Fig. 5. Association of module scores in tumor-adjacent normal tissue with different variables.

a Positive and negative associations of demographic, clinical, histologic, genetic and outcomes with module scores in TAN tissue. Pearson and spearman correlation tests were done for continuous and categorical variables separately. b Kaplan–Meier progression-free survival curve for patients with high (n = 62) and low (n = 61) module 20 scores in TAN tissue. 95% confidence interval was also shown in shaded blue and red. c Multi-variate modeling of time-to-progression (n = 123), log of odds ratio and data are presented as mean values with 95% confidence intervals, p-values are calculated based on Wald test for each variable. d Dot plot of c-index values between module scores and outcome (overall-survival (OS), progression-free survival (PFS) and recurrence-free survival (RFS)) per module in TCGA cohorts grouped by tissue type (non-adjusted).

Fig. 6. Single-nucleus RNA-seq analysis of tumor-adjacent normal tissue.
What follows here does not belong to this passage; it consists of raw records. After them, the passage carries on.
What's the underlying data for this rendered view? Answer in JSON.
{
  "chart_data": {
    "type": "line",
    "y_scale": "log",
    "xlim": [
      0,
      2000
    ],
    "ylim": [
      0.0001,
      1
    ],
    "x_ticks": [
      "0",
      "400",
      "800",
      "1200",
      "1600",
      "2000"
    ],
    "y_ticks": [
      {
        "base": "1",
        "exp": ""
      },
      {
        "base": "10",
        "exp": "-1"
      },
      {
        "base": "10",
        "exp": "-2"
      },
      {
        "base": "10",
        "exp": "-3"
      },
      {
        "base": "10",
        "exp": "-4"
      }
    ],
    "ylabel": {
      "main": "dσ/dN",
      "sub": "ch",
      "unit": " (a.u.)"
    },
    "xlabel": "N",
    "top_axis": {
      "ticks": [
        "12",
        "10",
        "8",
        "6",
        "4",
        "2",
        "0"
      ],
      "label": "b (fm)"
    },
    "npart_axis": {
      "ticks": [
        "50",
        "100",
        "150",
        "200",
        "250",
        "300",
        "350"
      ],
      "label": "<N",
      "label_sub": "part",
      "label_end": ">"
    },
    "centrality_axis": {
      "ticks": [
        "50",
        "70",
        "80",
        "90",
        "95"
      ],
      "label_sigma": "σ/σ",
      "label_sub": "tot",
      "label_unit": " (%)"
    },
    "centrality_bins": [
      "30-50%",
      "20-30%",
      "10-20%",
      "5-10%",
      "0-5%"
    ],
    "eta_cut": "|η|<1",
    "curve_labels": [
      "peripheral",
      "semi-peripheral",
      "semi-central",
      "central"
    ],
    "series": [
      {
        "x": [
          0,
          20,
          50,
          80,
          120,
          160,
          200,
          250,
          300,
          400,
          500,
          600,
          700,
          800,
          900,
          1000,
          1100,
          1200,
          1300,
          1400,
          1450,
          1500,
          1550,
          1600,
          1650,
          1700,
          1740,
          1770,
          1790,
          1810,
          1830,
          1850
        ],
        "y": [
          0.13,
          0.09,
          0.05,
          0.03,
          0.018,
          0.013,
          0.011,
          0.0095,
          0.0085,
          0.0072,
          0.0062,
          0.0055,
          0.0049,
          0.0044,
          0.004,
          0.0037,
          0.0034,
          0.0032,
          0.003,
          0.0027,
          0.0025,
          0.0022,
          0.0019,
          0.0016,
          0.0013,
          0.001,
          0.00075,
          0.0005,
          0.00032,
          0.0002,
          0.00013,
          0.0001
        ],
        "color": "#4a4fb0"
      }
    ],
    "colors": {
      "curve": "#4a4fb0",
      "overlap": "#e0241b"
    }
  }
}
a UMAP visualization of all 51,416 adjacent normal nuclei, color-coded based on the broad cell type annotation. b UMAP visualization of all 51,416 adjacent normal nuclei, color-coded based on the cell subtype annotation. c UMAP colored by module 20 score (calculated per nucleus). d Percentage of cells with a positive module 20 score in each cell subtype. e Cell subtypes with significantly upregulated expression of the module 20 signature in patients that eventually progress; statistical significance is calculated using the Mann–Whitney U test (two-sided; the Holm method was used to adjust p-values). Boxplots show medians (horizontal line in each box), interquartile ranges (boxes), 1.5 interquartile (whiskers) and each point represents a patient. f Kaplan–Meier curve for disease-free survival using the monocytes expression profile to calculate module 20 high (n = 62) and low (n = 61) groups. 95% confidence interval was also shown in shaded blue and red. P-value determined by the log-rank test.